1. A full-bridge neutral point clamped (NPC) inverter having an input and an output for converting a direct current voltage at said inverter input to an alternating current voltage at said inverter output acceptable for connection to a utility, said NPC full-bridge inverter comprising: eight switching elements S1 to S8, said switching elements S1 to S4 forming a first half of said NPC inverter full-bridge and said switching elements S5 to S8 forming a second half of said NPC inverter full-bridge inverter; anda pulse width modulator control unit having a predetermined carrier frequency, said control unit using for each carrier period either positive or negative values of a reference voltage to generate a predetermined number of signals to control the switching on and off of each of said eight switching elements in a predetermined pattern for a predetermined period of said carrier frequency period to thereby produce said alternating current voltage at said inverter output acceptable for connection to said utility and not produce between said inverter input and earth ground a carrier frequency component.

2. The full-bridge NPC inverter of claim 1 wherein said inverter output is connected to a utility whose voltage has a predetermined period and said reference voltage positive or negative values are selected for each carrier period to approximate a sinusoid over said utility voltage predetermined period.

3. The full-bridge NPC inverter of claim 1 wherein said switching elements S1, S4, S5 and S8 form an active voltage state when said voltage at said inverter output is equal to either a positive or negative value of said DC voltage at said inverter input and said switching elements S2, S3, S6 and S7 form a zero voltage state when said voltage at said inverter output is equal to zero.

4. The full-bridge NPC inverter of claim 3 wherein for all of said carrier periods for which said reference voltage has a positive value said switching elements S2 and S7 are always on, said switching elements S4 and S5 are always off, said switching elements S1 and S3 switch in opposition to each other and said switching elements S6 and S8 switch in opposition to each other to thereby produce said active voltage state when S1, S2, S7 and S8 are on and S3, S4, S5 and S6 are off and said zero voltage state when S2, S3, S6 and S7 are on and S1, S4, S5 and S8 are off.

5. The full-bridge NPC inverter of claim 3 wherein for all of said carrier periods for which said reference voltage has a negative value said switching elements S1 and S8 are always off, said switching elements S3 and S6 are always on, said switching elements S2 and S4 switch in opposition to each other and said switching elements S5 and S7 switch in opposition to each other to thereby produce said active voltage state when S3, S4, S5 and S6 are on and S1, S2, S7 and S8 are off and said zero voltage state when S2, S3, S6 and S7 are on and S1, S4, S5 and S8 are off.
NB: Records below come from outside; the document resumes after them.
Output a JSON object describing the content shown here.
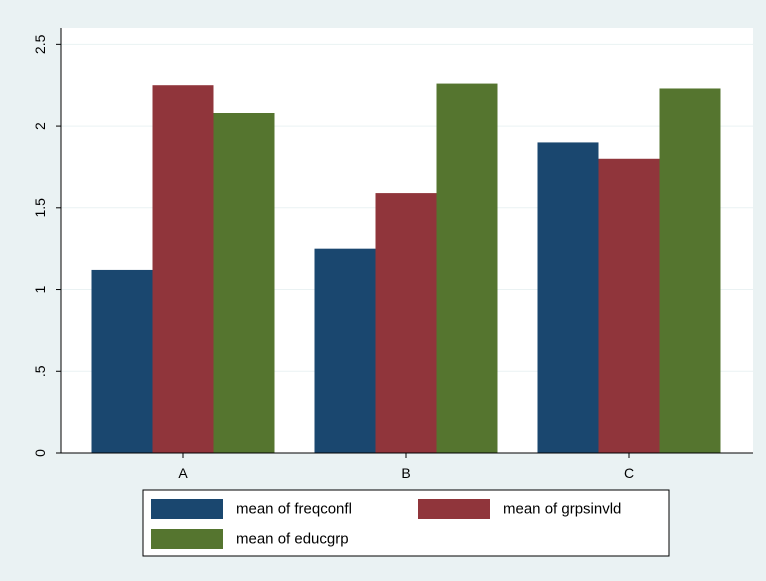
{
  "chart_data": {
    "type": "bar",
    "title": "",
    "xlabel": "",
    "ylabel": "",
    "categories": [
      "A",
      "B",
      "C"
    ],
    "series": [
      {
        "name": "mean of freqconfl",
        "color": "#1a476f",
        "values": [
          1.12,
          1.25,
          1.9
        ]
      },
      {
        "name": "mean of grpsinvld",
        "color": "#90353b",
        "values": [
          2.25,
          1.59,
          1.8
        ]
      },
      {
        "name": "mean of educgrp",
        "color": "#55752f",
        "values": [
          2.08,
          2.26,
          2.23
        ]
      }
    ],
    "ylim": [
      0,
      2.6
    ],
    "yticks": [
      0,
      0.5,
      1,
      1.5,
      2,
      2.5
    ],
    "ytick_labels": [
      "0",
      ".5",
      "1",
      "1.5",
      "2",
      "2.5"
    ],
    "grid": true,
    "legend_position": "bottom"
  },
  "colors": {
    "background": "#eaf2f3",
    "plot_area": "#ffffff",
    "gridline": "#eaf2f3"
  }
}
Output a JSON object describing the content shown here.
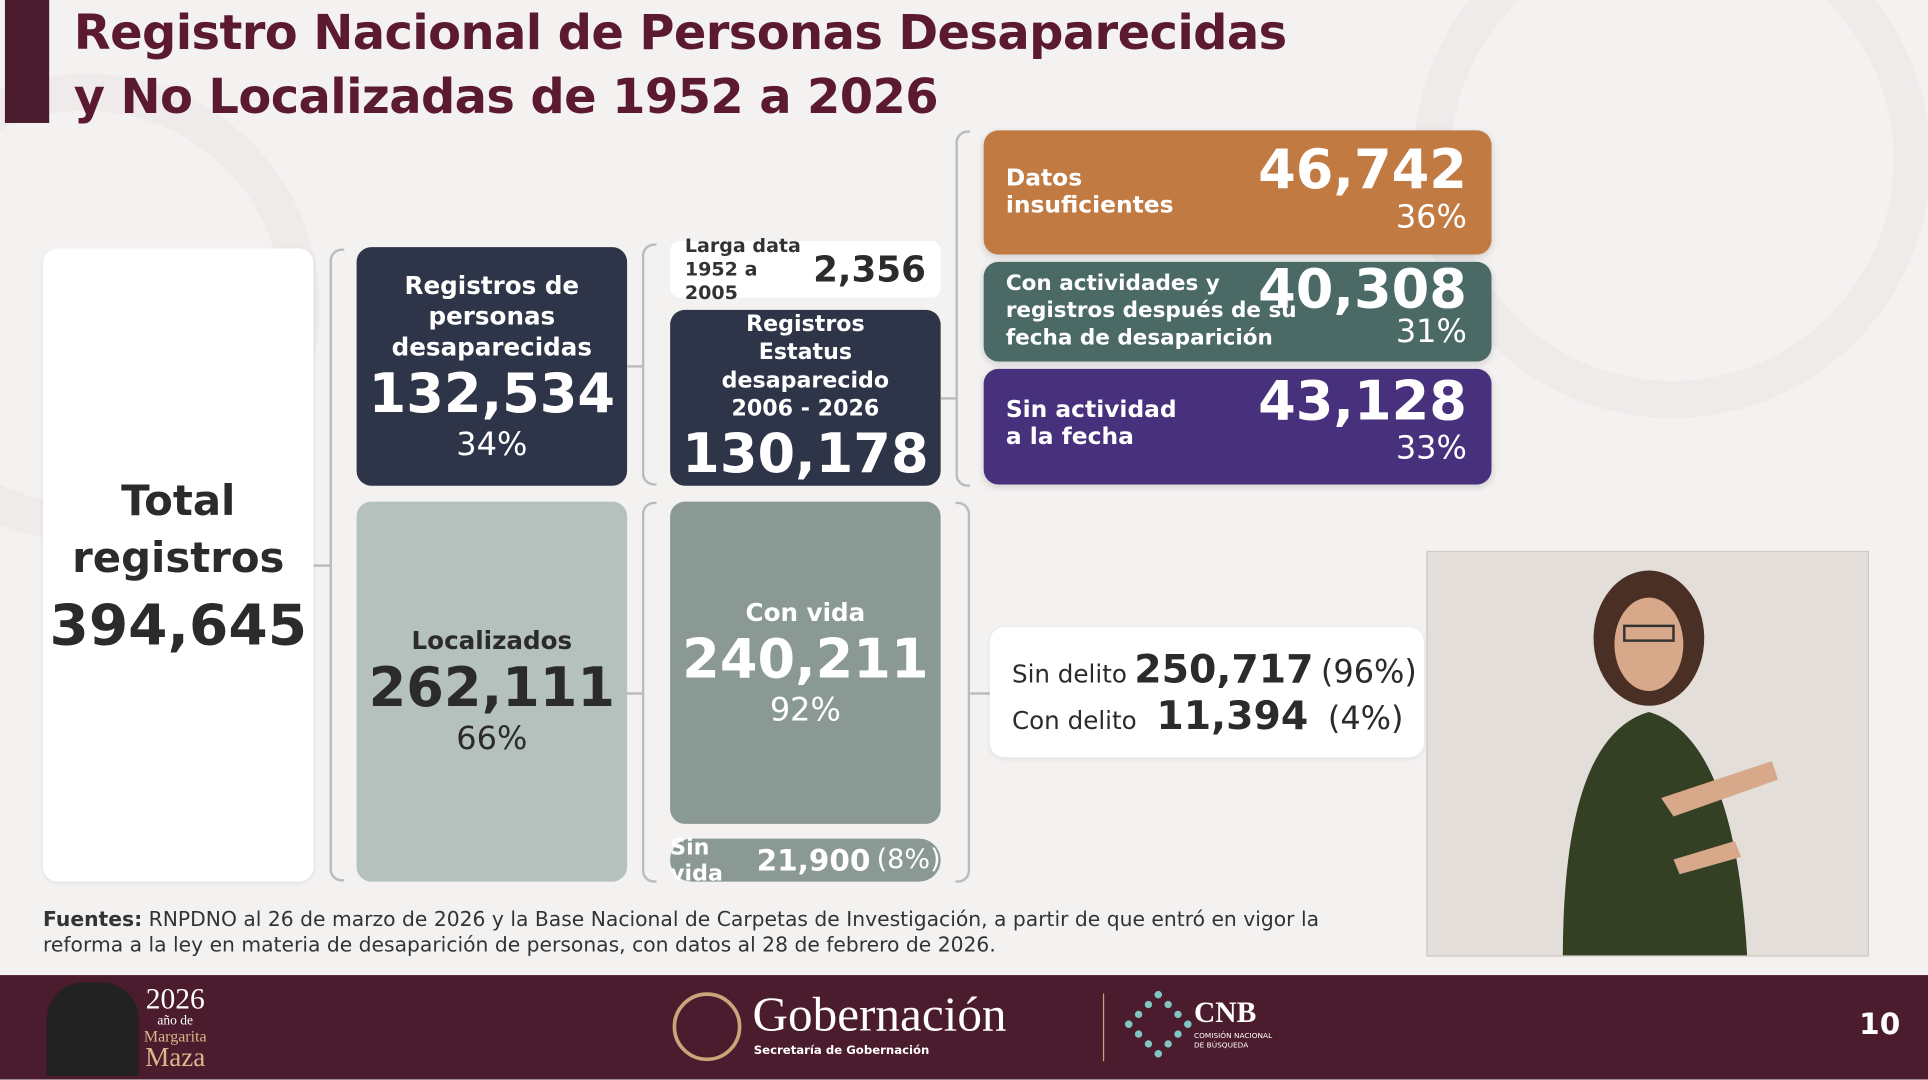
{
  "title": {
    "line1": "Registro Nacional de Personas Desaparecidas",
    "line2": "y No Localizadas de 1952 a 2026"
  },
  "total": {
    "label1": "Total",
    "label2": "registros",
    "value": "394,645"
  },
  "desaparecidas": {
    "label": "Registros de personas desaparecidas",
    "value": "132,534",
    "pct": "34%"
  },
  "localizados": {
    "label": "Localizados",
    "value": "262,111",
    "pct": "66%"
  },
  "larga_data": {
    "label1": "Larga data",
    "label2": "1952 a 2005",
    "value": "2,356"
  },
  "estatus": {
    "label": "Registros Estatus desaparecido 2006 - 2026",
    "value": "130,178"
  },
  "con_vida": {
    "label": "Con vida",
    "value": "240,211",
    "pct": "92%"
  },
  "sin_vida": {
    "label": "Sin vida",
    "value": "21,900",
    "pct": "(8%)"
  },
  "categories": [
    {
      "label": "Datos insuficientes",
      "value": "46,742",
      "pct": "36%",
      "color": "#c27a43"
    },
    {
      "label": "Con actividades y registros después de su fecha de desaparición",
      "value": "40,308",
      "pct": "31%",
      "color": "#4b6a66"
    },
    {
      "label": "Sin actividad a la fecha",
      "value": "43,128",
      "pct": "33%",
      "color": "#47307c"
    }
  ],
  "delito": {
    "sin_label": "Sin delito",
    "sin_value": "250,717",
    "sin_pct": "(96%)",
    "con_label": "Con delito",
    "con_value": "11,394",
    "con_pct": "(4%)"
  },
  "sources": {
    "bold": "Fuentes:",
    "text": " RNPDNO al 26 de marzo de 2026 y la Base Nacional de Carpetas de Investigación, a partir de que entró en vigor la reforma a la ley en materia de desaparición de personas, con datos al 28 de febrero de 2026."
  },
  "footer": {
    "year": "2026",
    "year_sub1": "año de",
    "year_sub2": "Margarita",
    "year_sub3": "Maza",
    "gob": "Gobernación",
    "gob_sub": "Secretaría de Gobernación",
    "cnb": "CNB",
    "cnb_sub": "COMISIÓN NACIONAL DE BÚSQUEDA",
    "page": "10"
  }
}
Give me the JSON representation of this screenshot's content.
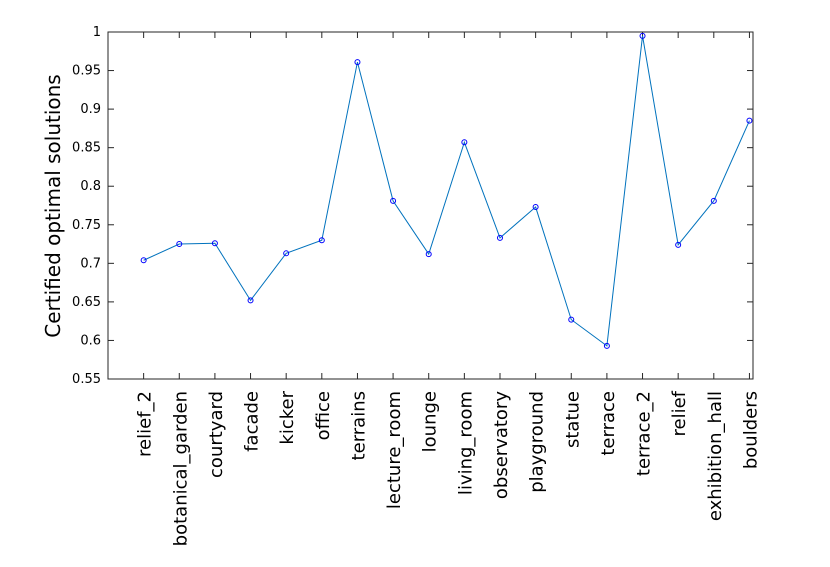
{
  "chart_data": {
    "type": "line",
    "y_label": "Certified optimal solutions",
    "categories": [
      "relief_2",
      "botanical_garden",
      "courtyard",
      "facade",
      "kicker",
      "office",
      "terrains",
      "lecture_room",
      "lounge",
      "living_room",
      "observatory",
      "playground",
      "statue",
      "terrace",
      "terrace_2",
      "relief",
      "exhibition_hall",
      "boulders"
    ],
    "series": [
      {
        "color": "#0072bd",
        "marker_color": "#0000ff",
        "values": [
          0.704,
          0.725,
          0.726,
          0.652,
          0.713,
          0.73,
          0.961,
          0.781,
          0.712,
          0.857,
          0.733,
          0.773,
          0.627,
          0.593,
          0.995,
          0.724,
          0.781,
          0.885
        ]
      }
    ],
    "ylim": [
      0.55,
      1
    ],
    "yticks": [
      0.55,
      0.6,
      0.65,
      0.7,
      0.75,
      0.8,
      0.85,
      0.9,
      0.95,
      1
    ],
    "grid": false
  }
}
6. The full-bridge NPC inverter of claim 1 wherein said eight switching elements are arranged in four complementary pairs S1/S3, S4/S2, S5/S7, and S8/S6 of said switching elements where said S1 and S2 switching elements cannot both be on at the same time that said switching element S2 is on, said S4 and S2 switching elements cannot be both on at the same time that said switching element S3 is on, said S5 and S7 switching elements cannot be both on at the same time that said switching element S6 is on and said S8 and S6 switching elements cannot be both on at the same time that said switching element S7 is on.

7. The full-bridge NPC inverter of claim 1 wherein said switching elements S1, S2 and S3 cannot all be on at the same time, said switching elements S2, S3 and S4 cannot all be on at the same time, said switching elements S5, S6 and S7 cannot all be on at the same time and said switching elements S6, S7 and S8 cannot all be on at the same time.